If you plan to have a lawyer or other representative, do so as soon as possible, so that your representative will have time to prepare. Notify the Appeals Division of the name and address of your representative so that person can be informed of hearings or other proceedings. You must decide before the hearing whether you need representation. You will not be given a new hearing just because you later decide that you should have been represented. 

It is your responsibility to present evidence and testimony to prove your case. The Referee does not investigate or contact witnesses for you. He or she will act on the basis of information in the file and evidence and testimony presented at the hearing. The Referee will not be able to consider evidence provided after the hearing. 

The hearing before the Referee is the only chance that you will have to tell your story. Be prepared to tell the Referee everything you think is important and to present all witnesses and evidence at the hearing. You will not be allowed another hearing to present evidence which you failed to offer the first time unless you had good cause for your failure.

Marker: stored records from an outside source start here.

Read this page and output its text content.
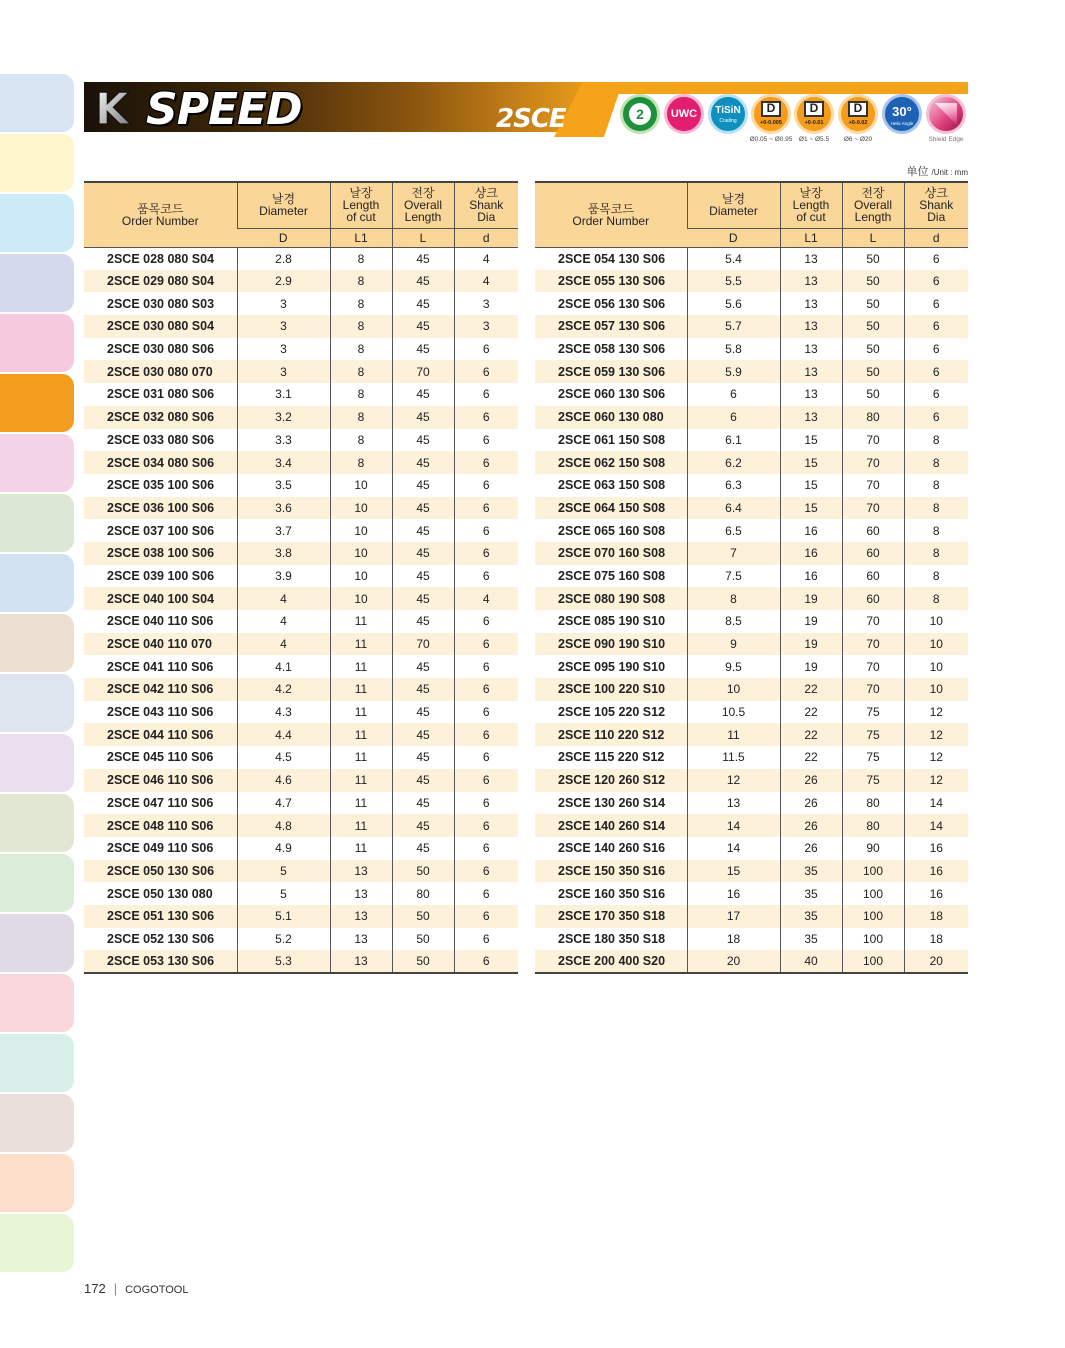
K SPEED	2SCE	2	UWC	TiSiN
Coating
D
+0-0.005
Ø0.05 ~ Ø0.95
D
+0-0.01
Ø1 ~ Ø5.5
D
+0-0.02
Ø6 ~ Ø20
30°
Helix Angle
Shield Edge
单位 /Unit : mm
품목코드
Order Number	날경
Diameter	날장
Length
of cut	전장
Overall
Length	샹크
Shank
Dia

	D	L1	L	d
2SCE 028 080 S04	2.8	8	45	4
2SCE 029 080 S04	2.9	8	45	4
2SCE 030 080 S03	3	8	45	3
2SCE 030 080 S04	3	8	45	3
2SCE 030 080 S06	3	8	45	6
2SCE 030 080 070	3	8	70	6
2SCE 031 080 S06	3.1	8	45	6
2SCE 032 080 S06	3.2	8	45	6
2SCE 033 080 S06	3.3	8	45	6
2SCE 034 080 S06	3.4	8	45	6
2SCE 035 100 S06	3.5	10	45	6
2SCE 036 100 S06	3.6	10	45	6
2SCE 037 100 S06	3.7	10	45	6
2SCE 038 100 S06	3.8	10	45	6
2SCE 039 100 S06	3.9	10	45	6
2SCE 040 100 S04	4	10	45	4
2SCE 040 110 S06	4	11	45	6
2SCE 040 110 070	4	11	70	6
2SCE 041 110 S06	4.1	11	45	6
2SCE 042 110 S06	4.2	11	45	6
2SCE 043 110 S06	4.3	11	45	6
2SCE 044 110 S06	4.4	11	45	6
2SCE 045 110 S06	4.5	11	45	6
2SCE 046 110 S06	4.6	11	45	6
2SCE 047 110 S06	4.7	11	45	6
2SCE 048 110 S06	4.8	11	45	6
2SCE 049 110 S06	4.9	11	45	6
2SCE 050 130 S06	5	13	50	6
2SCE 050 130 080	5	13	80	6
2SCE 051 130 S06	5.1	13	50	6
2SCE 052 130 S06	5.2	13	50	6
2SCE 053 130 S06	5.3	13	50	6
품목코드
Order Number	날경
Diameter	날장
Length
of cut	전장
Overall
Length	샹크
Shank
Dia

	D	L1	L	d
2SCE 054 130 S06	5.4	13	50	6
2SCE 055 130 S06	5.5	13	50	6
2SCE 056 130 S06	5.6	13	50	6
2SCE 057 130 S06	5.7	13	50	6
2SCE 058 130 S06	5.8	13	50	6
2SCE 059 130 S06	5.9	13	50	6
2SCE 060 130 S06	6	13	50	6
2SCE 060 130 080	6	13	80	6
2SCE 061 150 S08	6.1	15	70	8
2SCE 062 150 S08	6.2	15	70	8
2SCE 063 150 S08	6.3	15	70	8
2SCE 064 150 S08	6.4	15	70	8
2SCE 065 160 S08	6.5	16	60	8
2SCE 070 160 S08	7	16	60	8
2SCE 075 160 S08	7.5	16	60	8
2SCE 080 190 S08	8	19	60	8
2SCE 085 190 S10	8.5	19	70	10
2SCE 090 190 S10	9	19	70	10
2SCE 095 190 S10	9.5	19	70	10
2SCE 100 220 S10	10	22	70	10
2SCE 105 220 S12	10.5	22	75	12
2SCE 110 220 S12	11	22	75	12
2SCE 115 220 S12	11.5	22	75	12
2SCE 120 260 S12	12	26	75	12
2SCE 130 260 S14	13	26	80	14
2SCE 140 260 S14	14	26	80	14
2SCE 140 260 S16	14	26	90	16
2SCE 150 350 S16	15	35	100	16
2SCE 160 350 S16	16	35	100	16
2SCE 170 350 S18	17	35	100	18
2SCE 180 350 S18	18	35	100	18
2SCE 200 400 S20	20	40	100	20
172 | COGOTOOL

7. How will the hearing be conducted?
Hearings are informal. The Referee explains the procedure and reads into the record the relevant information on file. This may include the fact finding report and all other documentation from the first hearing at the American Job Center. You are not bound by the statements in the fact finding report and will be given an opportunity to present your version of the facts fully. However, if your testimony differs from your fact finding statement, you should be prepared to explain why. All parties and witnesses must testify under oath.
8. How will I know what to tell the Referee?
The Referee will ask questions designed to obtain the necessary information. Listen carefully, and answer directly and plainly. Give complete and accurate information, without rambling or bringing in unrelated issues. You will be permitted to question the other parties and witnesses. Before the end of the hearing, the Referee will give you an opportunity to add anything you feel is important and to make a closing statement.
9. How will I be informed of the decision?
The Referee will mail a written decision to you, your representative, and other interested parties and their agents, including the Unemployment Compensation Department, as soon as possible. The decision will explain your right of appeal.
10. What can I do if the decision is not in my favor?
If you disagree, you can appeal to the Employment Security Board of Review. If you have new or additional information, you can write to the Referee and ask to have the case reopened. 

Usually, a motion to reopen will be granted only if you give a good reason why you did not present the information at the Referee's hearing. If you did not attend the Referee's hearing, the case will not be reopened unless you prove to the Referee that you had a good reason for not attending. If the case is reopened, another hearing may be held, if needed. A new decision will be issued, which can also be appealed.